After we emerged from the Ibera swamps we headed for San Ignacio, a small town close to a number of old Jesuit mission ruins. The Jesuits set up a number of large missions in the Paraguay-Argentina-Brazil jungle area, to eliminate the indigenous Guarani culture and way of life by turning them into good little Christians, in exchange for protecting them against the plantation owners who wanted to eliminate the indigenous culture and way of life by turning them into slaves. The first still being a lot more fun than the second thousands of Guarani moved to the missions. After some hundred years the Jesuits were kicked out by the Spanish crown, when they had become “too powerful”.
We explored the ruins in San Ignacio itself first, buildings made of red brick with some of the stone carvings and decorations still surviving. In the afternoon we got a taxi to take us to the nearby Loreta and Santa Ana ruins, joined by an Argentinian student with a talent for talking his way out of the entrance fee. These ruins were less restored, still overgrown and in places covered by strangler figs to remind a little of some of the Angkor ruins. Santa Ana had a graveyard which had been used again in the early 1900′s – bit of a spooky place with open and broken coffins lying around in crumbling cemetery ruins…big tree roots growing through the roofs. Thousands of big spiders and cicadas were filling the trees.
The next day we headed for Paraguay, to visit the Trinidad ruins on that side of the border. It took quite a number of buses to get there – beginning with one back again to Posadas, then three buses first to the border, across a several kilometer long bridge to the second border, then to the town Encarnacion on the Paraguayan side, then finally a bus to Trinidad. We entered the country legally this time, getting our passport stamped (unlike on our 5-minute sightseeing trip from Iguazu). The bus was crowded, India-style nearly. Encarnacion looks quite chaotic, partly flooded by red muddy water the day we passed through. The Trinidad ruins an hour north are much better preserved/restored than the ones on the Argentinian side – covering a big field with well tended lawns and lots of intact decorations and sculptures. The heat and strong sun as we walked around the ruins was brutal. Unfortunately once we arrived we didn’t have enough Paraguayan money for the tickets (we hadn’t found a proper changing place so had changed on the street..only as much as we thought we needed) – luckily they let us pay with Argentinian pesos instead.

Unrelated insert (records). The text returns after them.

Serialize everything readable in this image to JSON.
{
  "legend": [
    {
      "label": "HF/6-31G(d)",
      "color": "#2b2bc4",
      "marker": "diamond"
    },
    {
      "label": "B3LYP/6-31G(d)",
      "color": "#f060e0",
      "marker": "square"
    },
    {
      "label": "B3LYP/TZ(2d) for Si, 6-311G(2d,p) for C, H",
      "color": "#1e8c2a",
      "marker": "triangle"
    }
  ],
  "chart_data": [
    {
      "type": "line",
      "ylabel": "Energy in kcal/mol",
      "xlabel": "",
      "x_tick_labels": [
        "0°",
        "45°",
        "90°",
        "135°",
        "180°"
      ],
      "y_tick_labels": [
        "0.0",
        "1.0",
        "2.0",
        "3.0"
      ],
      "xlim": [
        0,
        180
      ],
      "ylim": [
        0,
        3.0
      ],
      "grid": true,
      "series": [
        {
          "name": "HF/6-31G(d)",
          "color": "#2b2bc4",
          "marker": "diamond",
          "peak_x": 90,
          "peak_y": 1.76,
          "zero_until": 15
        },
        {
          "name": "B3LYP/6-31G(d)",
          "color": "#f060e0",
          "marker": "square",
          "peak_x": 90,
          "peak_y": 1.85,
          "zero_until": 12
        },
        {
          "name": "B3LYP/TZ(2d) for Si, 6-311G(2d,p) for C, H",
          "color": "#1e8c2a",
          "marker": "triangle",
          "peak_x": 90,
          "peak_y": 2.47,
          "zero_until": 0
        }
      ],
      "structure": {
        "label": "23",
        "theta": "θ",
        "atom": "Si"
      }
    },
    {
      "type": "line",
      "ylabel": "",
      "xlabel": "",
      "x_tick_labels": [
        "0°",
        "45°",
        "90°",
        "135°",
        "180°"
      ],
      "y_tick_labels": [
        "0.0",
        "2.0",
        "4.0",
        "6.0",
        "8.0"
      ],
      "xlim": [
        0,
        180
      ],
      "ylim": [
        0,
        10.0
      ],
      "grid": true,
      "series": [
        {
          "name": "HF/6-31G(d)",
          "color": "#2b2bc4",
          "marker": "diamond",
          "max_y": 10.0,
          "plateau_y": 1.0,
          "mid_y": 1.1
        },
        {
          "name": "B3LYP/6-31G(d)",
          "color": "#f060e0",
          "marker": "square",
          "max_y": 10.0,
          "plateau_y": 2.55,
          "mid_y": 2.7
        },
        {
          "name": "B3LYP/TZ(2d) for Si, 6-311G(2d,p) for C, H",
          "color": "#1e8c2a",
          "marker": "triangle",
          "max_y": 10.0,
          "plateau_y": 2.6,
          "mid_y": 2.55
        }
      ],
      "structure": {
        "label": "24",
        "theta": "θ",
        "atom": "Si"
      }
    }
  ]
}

On the way back we flagged a bus to Encarnacion from the road, then got another border-crossing bus but this time we got stuck on the long bridge. Crossing into Argentina seems more popular… We were standing up in the crowded bus now slowly turning into a sauna without the wind as we were hardly moving. Only gained maybe ten meters every few minutes, and I could feel drops of sweat running down my arms and legs. We could hop off and walk of course, but it would have been about 40 minutes to walk in either direction from the middle of the bridge, and we had ran out of water…nearly 40 degrees in the shade, of which there was none. Luckily the driver too was getting restless and eventually he got fed up enough to drive in the oncoming lane against traffic across the rest of the bridge.
We had a 20 hour bus to Salta, 1200km to the west, booked for the next evening. Had planned to pop back in to the San Ignacio ruins during the way, but the ticket, though valid for 15 days, allowed only one entrance… Saw some spectacular lightning in the evening from the bus to Salta – I was watching it for 40 minutes before I fell asleep and the sky never stayed dark for more than a second.